Kat’s PDA beeped distinctively on her nightstand. “That’s the incoming e-mail signal. Maybe that’s the catalog now.” She dashed into the bedroom to check. “Yup, it’s the file.” Jeff hurried after her, and they huddled over the handheld device as the pages of the catalog scrolled across its tiny screen.
She was not paying attention to the fact that she and Jeff were sitting on the side of the same bed. She was not imagining falling backward across it, their limbs tangled in naked abandon while they made passionate love with each other. She hardly saw the paintings go scrolling by, so vividly aware was she of Jeff only inches away from her, smelling like expensive shampoo and subtle aftershave. He smelled good enough to eat. She probably smelled like the sour sweat of last night’s exertions, and her hair was no doubt sticking up all over her head like broom straw.

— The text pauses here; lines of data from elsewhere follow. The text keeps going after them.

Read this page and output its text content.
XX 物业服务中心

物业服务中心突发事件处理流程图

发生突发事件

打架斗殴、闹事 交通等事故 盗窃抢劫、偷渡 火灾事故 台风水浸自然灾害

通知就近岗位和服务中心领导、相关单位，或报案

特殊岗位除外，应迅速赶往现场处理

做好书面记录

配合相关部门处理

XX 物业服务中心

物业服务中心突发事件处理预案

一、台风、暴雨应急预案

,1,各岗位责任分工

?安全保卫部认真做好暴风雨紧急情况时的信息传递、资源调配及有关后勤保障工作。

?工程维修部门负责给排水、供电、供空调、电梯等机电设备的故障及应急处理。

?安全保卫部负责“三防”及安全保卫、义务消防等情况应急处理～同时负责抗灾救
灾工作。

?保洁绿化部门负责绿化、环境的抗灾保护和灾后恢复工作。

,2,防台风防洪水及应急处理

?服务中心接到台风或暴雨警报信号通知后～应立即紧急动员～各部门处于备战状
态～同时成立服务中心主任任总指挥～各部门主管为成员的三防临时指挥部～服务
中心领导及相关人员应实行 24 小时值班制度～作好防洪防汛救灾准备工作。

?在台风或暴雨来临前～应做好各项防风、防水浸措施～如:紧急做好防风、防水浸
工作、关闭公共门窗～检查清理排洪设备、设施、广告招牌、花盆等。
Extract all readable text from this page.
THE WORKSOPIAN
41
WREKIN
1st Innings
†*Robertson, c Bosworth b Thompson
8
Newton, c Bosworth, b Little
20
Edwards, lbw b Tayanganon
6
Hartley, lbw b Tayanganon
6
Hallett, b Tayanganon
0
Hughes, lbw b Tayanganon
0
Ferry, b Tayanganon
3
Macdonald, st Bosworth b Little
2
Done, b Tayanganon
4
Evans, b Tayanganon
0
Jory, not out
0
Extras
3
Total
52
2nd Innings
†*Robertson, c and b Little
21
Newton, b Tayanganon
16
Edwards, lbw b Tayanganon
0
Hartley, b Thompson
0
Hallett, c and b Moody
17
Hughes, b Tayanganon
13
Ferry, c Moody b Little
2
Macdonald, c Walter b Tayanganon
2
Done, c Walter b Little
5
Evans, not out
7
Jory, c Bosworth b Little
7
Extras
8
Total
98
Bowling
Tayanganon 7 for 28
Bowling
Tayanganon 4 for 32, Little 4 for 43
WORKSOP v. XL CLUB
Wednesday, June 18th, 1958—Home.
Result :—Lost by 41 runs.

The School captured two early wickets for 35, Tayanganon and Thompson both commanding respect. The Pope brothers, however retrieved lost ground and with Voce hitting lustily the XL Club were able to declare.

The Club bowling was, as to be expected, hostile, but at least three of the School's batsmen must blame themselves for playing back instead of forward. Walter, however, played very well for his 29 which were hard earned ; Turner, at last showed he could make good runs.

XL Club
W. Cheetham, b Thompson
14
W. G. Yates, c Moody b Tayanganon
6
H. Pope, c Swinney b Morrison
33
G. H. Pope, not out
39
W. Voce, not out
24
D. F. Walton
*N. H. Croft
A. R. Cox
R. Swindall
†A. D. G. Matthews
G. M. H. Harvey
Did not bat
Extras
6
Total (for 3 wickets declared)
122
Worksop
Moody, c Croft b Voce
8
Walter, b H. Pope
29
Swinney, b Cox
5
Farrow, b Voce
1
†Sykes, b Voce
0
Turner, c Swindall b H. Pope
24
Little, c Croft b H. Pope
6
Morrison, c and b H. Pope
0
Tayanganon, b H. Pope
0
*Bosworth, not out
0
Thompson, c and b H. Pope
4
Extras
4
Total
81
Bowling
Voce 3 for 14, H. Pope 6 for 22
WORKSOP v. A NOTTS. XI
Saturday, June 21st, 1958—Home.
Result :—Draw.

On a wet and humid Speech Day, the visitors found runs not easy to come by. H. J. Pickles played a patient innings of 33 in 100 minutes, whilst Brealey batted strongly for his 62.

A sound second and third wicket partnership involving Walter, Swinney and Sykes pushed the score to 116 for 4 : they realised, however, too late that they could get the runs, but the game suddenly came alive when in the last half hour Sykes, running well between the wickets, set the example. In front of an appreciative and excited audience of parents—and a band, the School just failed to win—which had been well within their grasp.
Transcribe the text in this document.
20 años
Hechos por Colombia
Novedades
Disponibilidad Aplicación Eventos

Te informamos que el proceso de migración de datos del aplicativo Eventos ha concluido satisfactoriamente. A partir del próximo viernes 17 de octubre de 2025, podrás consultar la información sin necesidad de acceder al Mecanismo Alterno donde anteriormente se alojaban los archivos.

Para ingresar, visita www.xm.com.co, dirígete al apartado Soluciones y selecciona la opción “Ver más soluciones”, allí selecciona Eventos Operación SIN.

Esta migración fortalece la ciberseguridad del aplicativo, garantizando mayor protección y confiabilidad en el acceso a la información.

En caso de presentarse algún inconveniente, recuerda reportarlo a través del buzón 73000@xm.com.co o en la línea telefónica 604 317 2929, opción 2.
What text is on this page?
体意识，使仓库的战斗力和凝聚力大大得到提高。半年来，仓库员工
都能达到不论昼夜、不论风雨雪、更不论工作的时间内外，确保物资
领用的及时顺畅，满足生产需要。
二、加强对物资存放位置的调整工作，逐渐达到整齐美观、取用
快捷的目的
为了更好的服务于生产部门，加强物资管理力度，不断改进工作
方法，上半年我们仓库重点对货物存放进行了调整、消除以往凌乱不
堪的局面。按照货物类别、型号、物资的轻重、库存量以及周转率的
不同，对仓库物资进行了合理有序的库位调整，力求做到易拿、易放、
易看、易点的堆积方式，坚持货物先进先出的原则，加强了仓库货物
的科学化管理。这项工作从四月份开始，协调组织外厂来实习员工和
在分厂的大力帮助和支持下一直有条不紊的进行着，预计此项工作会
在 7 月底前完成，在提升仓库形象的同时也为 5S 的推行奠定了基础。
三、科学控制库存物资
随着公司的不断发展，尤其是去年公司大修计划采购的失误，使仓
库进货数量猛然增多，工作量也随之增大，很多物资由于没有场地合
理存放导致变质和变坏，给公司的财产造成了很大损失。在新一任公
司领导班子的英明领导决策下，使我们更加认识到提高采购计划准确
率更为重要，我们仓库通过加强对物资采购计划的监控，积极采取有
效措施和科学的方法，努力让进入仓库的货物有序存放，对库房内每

She mumbled, “Mind if I jump in the shower while you compare this catalog to the list of pieces here on the island?”
Such was Jeff’s concentration on the incoming file that he barely acknowledged her as she slipped out of the room. Or maybe he was just covering up being as flustered as she was. She hoped the latter was the case.
When she stepped out of the bathroom a half hour later, wearing form-fitting white yoga pants and a matching tank top, lotioned, powdered, perfumed and primped within an inch of her life, Jeff looked up from the papers…and stopped cold.
“Wow. You look fantastic.”
She smiled even as she mentally shook her head at her absurdly pleased reaction to the compliment. She had to admit, having him around did wonders for her ego. “Any matches?”
“Yes. Several. What say for our third date we stake out a ghost? I’ll even throw in a picnic.”
Another date. Complete with the close quarters and adrenaline rush of a stakeout? And food, no less? How could a girl say no to that? Her mouth curved up into a smile. “I had no idea that running a Special Ops mission could be so civilized. We Medusas have obviously been doing it all wrong.”
“Obviously.” His dimples flashed and her knees went weak on cue. “Stick with me, babe. I’ll show you the ropes.”
“Or maybe I’ll show you how it’s done, big guy.”
His dancing gaze met hers. “We haven’t even begun to have fun yet, darlin’.”